Thank you for the answer! Regarding the template provider idea, I think there may be an issue, that that the template provider will presumably be invoked only once when overseer is set up, and not every time the user asks for the task list? Or is it possible I'm wrong and it's invoked every time?
(It would be bad if I'm not offered a branch as option if it was added after the task list was first retrieved)
Yeah actually I realized that template providers of course must be invoked for task discovery each time, otherwise mix rake and other new tasks wouldn't be detected. So of course that would be a solution!
Yep, it's invoked every time. Thus the caching logic that I added a while back. So that comes with the caveat that if the provider is slow, the results may become cached and then the branches won't be refreshed until you clear the cache.
Hello, I have the same use case with a cmake based build system for c++.
I have a task to configure cmake and then I have another task for building the project that uses input parameters (compiler, build type and target).
And instead of entering those by typing a string I would be querying the cmake-file-api to create an enum for the available options.
@emmanueltouzery did you manage to make a temporary solution work for this use case ? If so, could you provide some snippet of you solution ?
yes, I used that to great effect, here is an edited portion of code where I take advantage of this:
-- get the list of branches and offer to pick one
require('overseer').register_template(
{
name = "branch-using-task",
cache_key = function(opts)
return "branch-using-task"
end,
generator = function(opts, cb)
local branches = {}
local jid = vim.fn.jobstart({
"git",
"branch",
"--sort=-committerdate",
"--format=%(refname:short)"
}, {
cwd = opts.dir,
stdout_buffered = true,
on_stdout = vim.schedule_wrap(function(j, output)
for _, line in ipairs(output) do
table.insert(branches, line)
end
end),
on_exit = vim.schedule_wrap(function(j, output)
cb({{
name = "name of the task",
params = {
branch = { type = "enum", choices = branches},
},
builder = function(params)
local args = {"rake taskname"}
return {
cmd = {'rake'},
args = args,
env = {
BRANCH = params['branch'],
},
}
end,
}})
end)
})
if jid == 0 then
log:error("Passed invalid arguments to 'git'")
cb({})
elseif jid == -1 then
log:error("'git' is not executable")
cb({})
end
end
})
I'd argue that this is bad practice, because there is no unique history job id<-> status <-> output log <-> command
anymore.
Consider 3 jobs:
RUNNING: gen3
out: waitForMsg: msgty: StopTransaction
────────────────────────────────────────
RUNNING: gen2
out: last_timeline_append 2023-09-22 10:16:47.742601
────────────────────────────────────────
FAILURE: simu16
out: FATAL: port 12000 already used.
────────────────────────────────────────
FAILURE: gen3
out: socket.timeout: timed out
────────────────────────────────────────
RUNNING: simu16
out: 2023-09-22 12:16:38: TestTransactions - 6 - Wait for 21 seconds to avoid too early deauthorization
I do want each task name have a unique meaning in terms of what cmd arguments have been used (ideally also with storing the file hash after the artifacts have been produced meaning build system integration, but that sounds complex to implement).
@matu3ba I don't know what part of this you're referring to is bad practice.
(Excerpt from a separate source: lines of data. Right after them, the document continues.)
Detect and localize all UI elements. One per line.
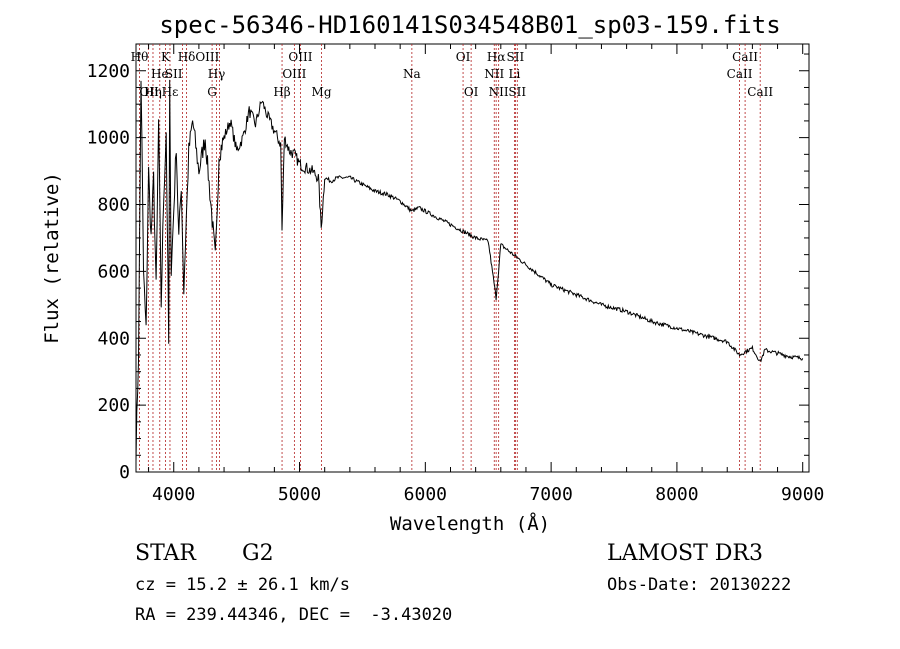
line-label: Hθ (131, 50, 149, 64)
line-label: CaII (732, 50, 758, 64)
line-label: OIII (282, 67, 306, 81)
x-tick-label: 8000 (655, 484, 698, 505)
info-panel: STAR G2 LAMOST DR3 cz = 15.2 ± 26.1 km/s… (135, 541, 791, 625)
x-axis-ticks: 4000 5000 6000 7000 8000 9000 (148, 44, 824, 505)
x-tick-label: 6000 (404, 484, 447, 505)
line-label: NII (489, 85, 509, 99)
line-label: CaII (727, 67, 753, 81)
line-label: Na (403, 67, 421, 81)
x-tick-label: 5000 (278, 484, 321, 505)
y-tick-label: 800 (97, 195, 130, 216)
survey-name: LAMOST DR3 (607, 541, 763, 566)
object-subclass: G2 (242, 541, 274, 566)
y-tick-label: 1200 (87, 61, 130, 82)
redshift-readout: cz = 15.2 ± 26.1 km/s (135, 575, 350, 595)
line-label: Mg (312, 85, 332, 99)
line-label: OII (139, 85, 159, 99)
line-label: OI (456, 50, 471, 64)
y-tick-label: 600 (97, 261, 130, 282)
y-tick-label: 400 (97, 328, 130, 349)
x-tick-label: 7000 (529, 484, 572, 505)
y-tick-label: 200 (97, 395, 130, 416)
line-label: Hδ (178, 50, 196, 64)
x-tick-label: 4000 (152, 484, 195, 505)
y-tick-label: 1000 (87, 128, 130, 149)
y-axis-label: Flux (relative) (41, 172, 63, 344)
line-label: SII (165, 67, 183, 81)
line-label: G (207, 85, 217, 99)
object-class: STAR (135, 541, 197, 566)
line-label: OIII (195, 50, 219, 64)
x-axis-label: Wavelength (Å) (390, 512, 550, 535)
y-axis-ticks: 0 200 400 600 800 1000 1200 (87, 53, 809, 483)
line-label: SII (508, 85, 526, 99)
x-tick-label: 9000 (781, 484, 824, 505)
line-label: NII (484, 67, 504, 81)
line-label: OIII (288, 50, 312, 64)
coordinates: RA = 239.44346, DEC = -3.43020 (135, 605, 452, 625)
line-label: Hα (487, 50, 506, 64)
line-label: K (161, 50, 171, 64)
line-label: He (151, 67, 169, 81)
chart-title: spec-56346-HD160141S034548B01_sp03-159.f… (159, 11, 780, 39)
spectral-line-markers (138, 44, 761, 472)
y-tick-label: 0 (119, 462, 130, 483)
line-label: Hη (144, 85, 162, 99)
obs-date: Obs-Date: 20130222 (607, 575, 791, 595)
spectrum-series-line (135, 79, 804, 463)
line-label: CaII (747, 85, 773, 99)
line-label: SII (507, 50, 525, 64)
plot-frame (135, 43, 810, 473)
line-label: Hβ (273, 85, 290, 99)
line-label: Hγ (208, 67, 226, 81)
line-label: Li (508, 67, 520, 81)
line-label: OI (464, 85, 479, 99)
Dynamically generating enums for the parameter of a task? Your complaint seems to be that tasks can have the same name, which doesn't have any bearing on this issue. Also, task names can be completely user defined, and default to the executable + all arguments. Doesn't that already do what you want?
Also, task names can be completely user defined, and default to the executable + all arguments. Doesn't that already do what you want?
Agreed, but more so since the design of overseer is to not do execution book keeping besides what the user (recently) started.
I've added support for defining template params as a function. It is not async though, so all i/o operations must be blocking.